Training data rows: 1893238 ; Testing data rows: 808980


In [13]:
assembler = VectorAssembler(inputCols = [
    "DayofMonth", "DayOfWeek", "OriginAirportID", "DestAirportID", 
    "DepDelay"], outputCol="features")
#change our features into one column using our defined assembler
trainingDataFinal = assembler.transform(trainingData).select(
    col("features"), (col("ArrDelay").cast("Int").alias("label")))
trainingDataFinal.show(truncate=False , n=3)

+------------------------------+-----+
|features                      |label|
+------------------------------+-----+
|[1.0,1.0,10140.0,10397.0,-4.0]|-11  |
|[1.0,1.0,10140.0,10397.0,-2.0]|-17  |
|[1.0,1.0,10140.0,11259.0,-3.0]|-11  |
+------------------------------+-----+
only showing top 3 rows



In [14]:
algoritma = LinearRegression(
    labelCol="label",featuresCol="features", 
    maxIter=10, regParam=0.3)
#train the model
model = algoritma.fit(trainingDataFinal)
print ("Regression model is trained!")

Regression model is trained!


In [15]:
testingDataFinal = assembler.transform(
    testingData).select(
    col("features"), (col("ArrDelay")).cast("Int").alias("trueLabel"))
testingDataFinal.show(truncate=False, n=2)
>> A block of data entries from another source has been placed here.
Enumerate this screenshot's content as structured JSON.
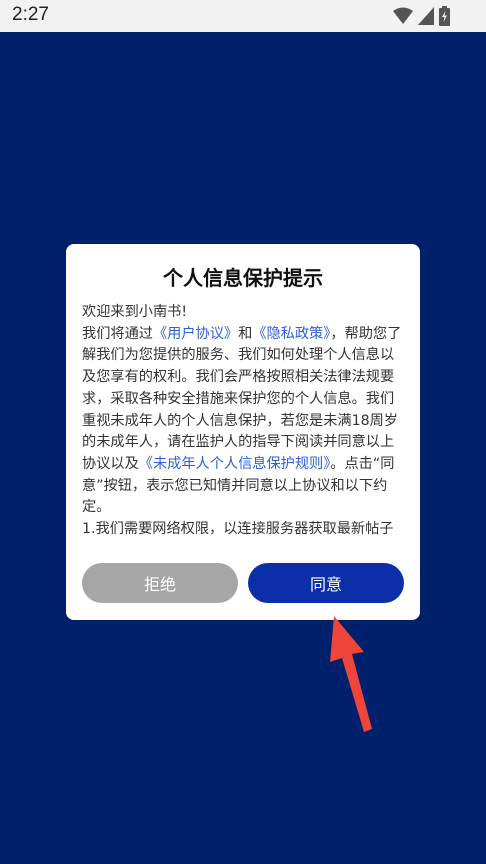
{
  "status_bar": {
    "time": "2:27"
  },
  "dialog": {
    "title": "个人信息保护提示",
    "greeting": "欢迎来到小南书!",
    "para1": {
      "prefix": "我们将通过",
      "link_user": "《用户协议》",
      "and": "和",
      "link_privacy": "《隐私政策》",
      "middle": "，帮助您了解我们为您提供的服务、我们如何处理个人信息以及您享有的权利。我们会严格按照相关法律法规要求，采取各种安全措施来保护您的个人信息。我们重视未成年人的个人信息保护，若您是未满18周岁的未成年人，请在监护人的指导下阅读并同意以上协议以及",
      "link_minor": "《未成年人个人信息保护规则》",
      "suffix": "。点击“同意”按钮，表示您已知情并同意以上协议和以下约定。"
    },
    "item1": "1.我们需要网络权限，以连接服务器获取最新帖子",
    "reject_label": "拒绝",
    "agree_label": "同意"
  },
  "colors": {
    "backdrop": "#00206b",
    "link": "#2f5fd6",
    "agree_button": "#0a2fa8",
    "reject_button": "#a6a6a6",
    "annotation_arrow": "#f0453a"
  },
  "icons": [
    "wifi-icon",
    "cellular-signal-icon",
    "battery-charging-icon",
    "annotation-arrow-icon"
  ]
}
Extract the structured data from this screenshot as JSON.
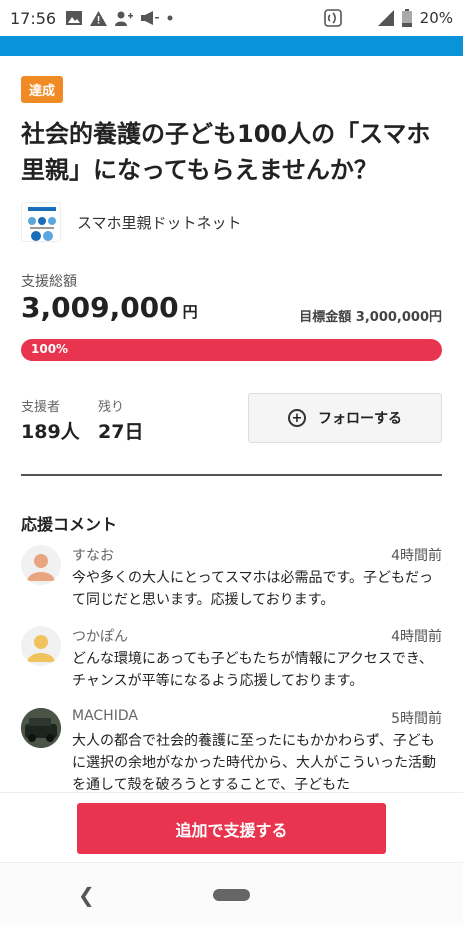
{
  "status": {
    "time": "17:56",
    "battery": "20%"
  },
  "project": {
    "badge": "達成",
    "title": "社会的養護の子ども100人の「スマホ里親」になってもらえませんか？",
    "org_name": "スマホ里親ドットネット"
  },
  "funding": {
    "total_label": "支援総額",
    "amount": "3,009,000",
    "currency": "円",
    "goal_text": "目標金額 3,000,000円",
    "progress_text": "100%",
    "progress_fraction": 1.0
  },
  "stats": {
    "supporters_label": "支援者",
    "supporters_value": "189人",
    "remaining_label": "残り",
    "remaining_value": "27日"
  },
  "follow": {
    "label": "フォローする"
  },
  "comments": {
    "section_title": "応援コメント",
    "items": [
      {
        "name": "すなお",
        "time": "4時間前",
        "text": "今や多くの大人にとってスマホは必需品です。子どもだって同じだと思います。応援しております。"
      },
      {
        "name": "つかぽん",
        "time": "4時間前",
        "text": "どんな環境にあっても子どもたちが情報にアクセスでき、チャンスが平等になるよう応援しております。"
      },
      {
        "name": "MACHIDA",
        "time": "5時間前",
        "text": "大人の都合で社会的養護に至ったにもかかわらず、子どもに選択の余地がなかった時代から、大人がこういった活動を通して殻を破ろうとすることで、子どもた"
      }
    ]
  },
  "cta": {
    "label": "追加で支援する"
  },
  "colors": {
    "accent": "#e8344e",
    "badge": "#f08a24",
    "topbar": "#0a93d8"
  }
}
+-----------------------------+---------+
|features                     |trueLabel|
+-----------------------------+---------+
|[1.0,1.0,10140.0,10821.0,8.0]|-9       |
|[1.0,1.0,10140.0,11259.0,0.0]|-10      |
+-----------------------------+---------+
only showing top 2 rows



In [16]:

#predict testing data using our model
prediction = model.transform(testingDataFinal)
#show some prediction results
prediction.show(3)

+--------------------+---------+-------------------+
|            features|trueLabel|         prediction|
+--------------------+---------+-------------------+
|[1.0,1.0,10140.0,...|       -9|   4.31380451847181|
|[1.0,1.0,10140.0,...|      -10|-3.7638970110157333|
|[1.0,1.0,10140.0,...|       23|  17.17844714660216|
+--------------------+---------+-------------------+
only showing top 3 rows



In [17]:
from pyspark.ml.evaluation import RegressionEvaluator

#define our evaluator
evaluator = RegressionEvaluator(
    labelCol="trueLabel", predictionCol="prediction", metricName="rmse")
#calculate RMSE of our trained model
rmse = evaluator.evaluate(prediction)
print ("Root Mean Square Error (RMSE):", rmse)

Root Mean Square Error (RMSE): 13.20735654898911